NO MATTER how big a cheque may be waved in front of Chris Eubank, it is virtually certain to be six and out for Britain's most controversial lord of the ring.

After another half a dozen fights to complete his exhausting commitment to Sky Television, Eubank intends to be on his bike - or Harley Davidson in his case - and to enjoy his millions.

Not even the crown jewels would persuade him into a unification match against the International Boxing Federation champion, James Toney, Eubank insisted as he sweated off the pounds to make the 12-stone limit for Saturday's World Boxing Organisation super-middleweight defence against Minnesota's Dan Schommer at the Sun City Superbowl in South Africa.

It has been chronicled on many occasions that Eubank will head off for less physically demanding pastures once the adequate amount of noughts have piled their way into his bank account.

With Sky's deal worth pounds 10m, it is not suprising that retirement beckons afterwards - and he hopes to go out with one final blast at Nigel Benn in mid-summer.

Eubank, 28, is now focused on noughts of a different variety - to be 'one in one billion people, not one in one million, to completely buck the system'.

He proclaimed: 'There are many, many millions of people who never have the chance to do that, to walk away with the right money in the back pocket.
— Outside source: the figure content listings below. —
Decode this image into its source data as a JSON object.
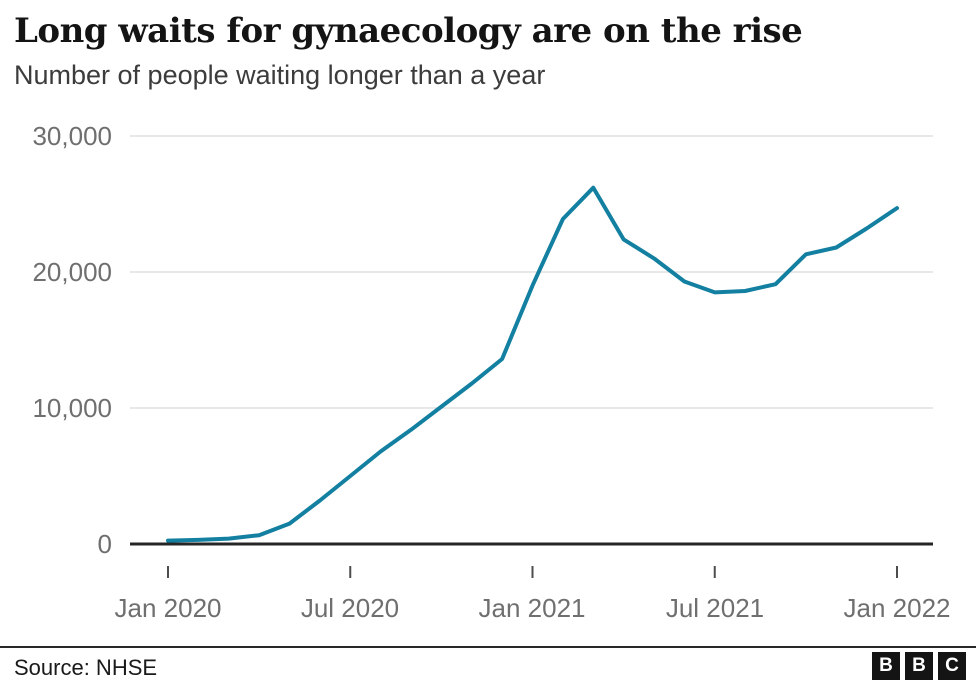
{
  "header": {
    "title": "Long waits for gynaecology are on the rise",
    "subtitle": "Number of people waiting longer than a year"
  },
  "chart_data": {
    "type": "line",
    "title": "Long waits for gynaecology are on the rise",
    "subtitle": "Number of people waiting longer than a year",
    "x": [
      "Jan 2020",
      "Feb 2020",
      "Mar 2020",
      "Apr 2020",
      "May 2020",
      "Jun 2020",
      "Jul 2020",
      "Aug 2020",
      "Sep 2020",
      "Oct 2020",
      "Nov 2020",
      "Dec 2020",
      "Jan 2021",
      "Feb 2021",
      "Mar 2021",
      "Apr 2021",
      "May 2021",
      "Jun 2021",
      "Jul 2021",
      "Aug 2021",
      "Sep 2021",
      "Oct 2021",
      "Nov 2021",
      "Dec 2021",
      "Jan 2022"
    ],
    "series": [
      {
        "name": "People waiting longer than a year",
        "color": "#1380A1",
        "values": [
          250,
          300,
          400,
          650,
          1500,
          3200,
          5000,
          6800,
          8400,
          10100,
          11800,
          13600,
          19000,
          23900,
          26200,
          22400,
          21000,
          19300,
          18500,
          18600,
          19100,
          21300,
          21800,
          23200,
          24700
        ]
      }
    ],
    "ylim": [
      0,
      30000
    ],
    "y_ticks": [
      30000,
      20000,
      10000,
      0
    ],
    "y_tick_labels": [
      "30,000",
      "20,000",
      "10,000",
      "0"
    ],
    "x_tick_labels": [
      "Jan 2020",
      "Jul 2020",
      "Jan 2021",
      "Jul 2021",
      "Jan 2022"
    ],
    "grid": "horizontal",
    "legend": "none"
  },
  "footer": {
    "source": "Source: NHSE",
    "logo_letters": [
      "B",
      "B",
      "C"
    ]
  }
}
I've got the opportunity to be that one in a billion.

'I haven't bucked the system yet, but hopefully I will and I'll have the opportunity to walk away. As they say, it's never over until the fat lady sings. But if I keep winning under this Sky deal, I will have enough money and I will quit.

'At the end of these six fights, I intend to leave this game with my face intact. I want to be clever. I'm speaking loud about this now, making it public, because I want to force myself into retiring, make myself get out.

'The goal has been money. I've got to 41 fights unbeaten, although I've won some of those fights by the plaque on my teeth. The reason I've been lucky is that I've been good-natured, I don't behave wrongly, I do right by people, by teaching people.'

Television contracts and politics will always threaten to knock out Eubank-Benn Mark III, with the World Boxing Council champion Benn committed to ITV and Eubank the exclusive property of Sky. 'Nigel Benn is my aim, and why couldn't it happen in June?' Eubank said.

Benn would be a memorable way to bring down the curtain. Being locked in overdrive, Eubank could have completed seven of his contracted eight Sky bouts by the spring. Schommer, 34, is the third of those opponents with York's Henry Wharton already under contract to be No 4 at Manchester's G-Mex Centre on 10 December.